Clarissa De Franco explica como é possível superar a dor da perda

Atualizado em

A perda de uma pessoa querida é uma das situações mais difíceis que a vida pode trazer. Na entrevista abaixo, a psicóloga Clarissa De Franco ensina como é possível superar o luto por quem se ama, explica por que a morte é um assunto tabu e ainda afirma que a falta de rituais depois da perda pode deixar as pessoas próximas sem referências.

Qual a importância de uma pessoa viver o luto pela perda de alguém querido?

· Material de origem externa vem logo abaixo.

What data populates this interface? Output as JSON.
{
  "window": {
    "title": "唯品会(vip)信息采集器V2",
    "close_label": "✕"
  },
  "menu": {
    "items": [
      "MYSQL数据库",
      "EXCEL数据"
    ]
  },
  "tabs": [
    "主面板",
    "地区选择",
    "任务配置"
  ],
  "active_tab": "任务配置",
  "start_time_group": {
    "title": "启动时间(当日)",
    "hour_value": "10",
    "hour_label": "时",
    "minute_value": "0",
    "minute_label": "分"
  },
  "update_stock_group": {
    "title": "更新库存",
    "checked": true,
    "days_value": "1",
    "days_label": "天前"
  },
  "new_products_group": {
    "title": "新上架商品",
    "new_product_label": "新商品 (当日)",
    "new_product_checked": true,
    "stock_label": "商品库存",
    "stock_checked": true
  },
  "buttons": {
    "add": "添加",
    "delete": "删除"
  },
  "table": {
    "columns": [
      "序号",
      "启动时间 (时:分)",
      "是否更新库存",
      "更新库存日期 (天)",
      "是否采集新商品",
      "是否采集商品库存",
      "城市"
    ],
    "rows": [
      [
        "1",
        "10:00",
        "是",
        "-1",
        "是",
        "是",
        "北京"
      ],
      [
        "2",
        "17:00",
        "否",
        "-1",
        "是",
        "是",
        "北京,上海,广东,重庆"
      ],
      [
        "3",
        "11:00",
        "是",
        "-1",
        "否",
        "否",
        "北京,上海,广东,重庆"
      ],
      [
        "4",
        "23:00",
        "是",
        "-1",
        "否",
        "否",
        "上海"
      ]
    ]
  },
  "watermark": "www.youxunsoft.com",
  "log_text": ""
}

Clarissa De Franco: Ter espaço para o luto na vida social, familiar, profissional e em outros campos é mais que um direito de quem perde alguém, é um dever humano que temos uns com os outros. O processo de luto é necessário para a reconstrução do lugar do sujeito que perde alguém. E como todos lidarão com perdas um dia, é importante que se construa um espaço coletivo que legitime o luto como um recurso de saúde não só para o enlutado, mas também para a sociedade. O processo de luto devolve ao enlutado a chance de uma nova história.

No processo de luto, buscar apoio das outras pessoas ajuda a superar a dor?

Clarissa De Franco: O luto é essencialmente um processo solitário, assim como é vivenciar qualquer dor. Na verdade, podemos e devemos partilhar sentimentos e pensamentos, mas existe algo muito particular no modo como cada um vive esse momento. Essas circunstâncias de isolamento podem ser realmente necessárias, já que são possibilidades da pessoa entrar em contato com seus sentimentos. Entretanto, estes momentos devem ser alternados com horas de partilha, até para que a pessoa em luto não perca a referência sobre quem ela é. O luto pode ser tão violento que podem existir momentos de despersonalização, beirando à loucura. E a família e os amigos, por exemplo, trazem referências, ligando a pessoa ao seu mundo e à sua identidade. É importante reconhecer-se no outro, mesmo que só por um instante.

Para trazer conforto a quem sofreu uma perda muito grande, estar perto já é algo importante, respeitando também os momentos em que a pessoa quer estar sozinha. Além disso, são bacanas pequenos gestos de carinho, alguns convites que lembrem a pessoa que ela tem possibilidades de vida a seu dispor.

Algumas teorias asseguram que o luto possui cinco fases. Quais são elas e que tipo de aprendizado existe em cada uma?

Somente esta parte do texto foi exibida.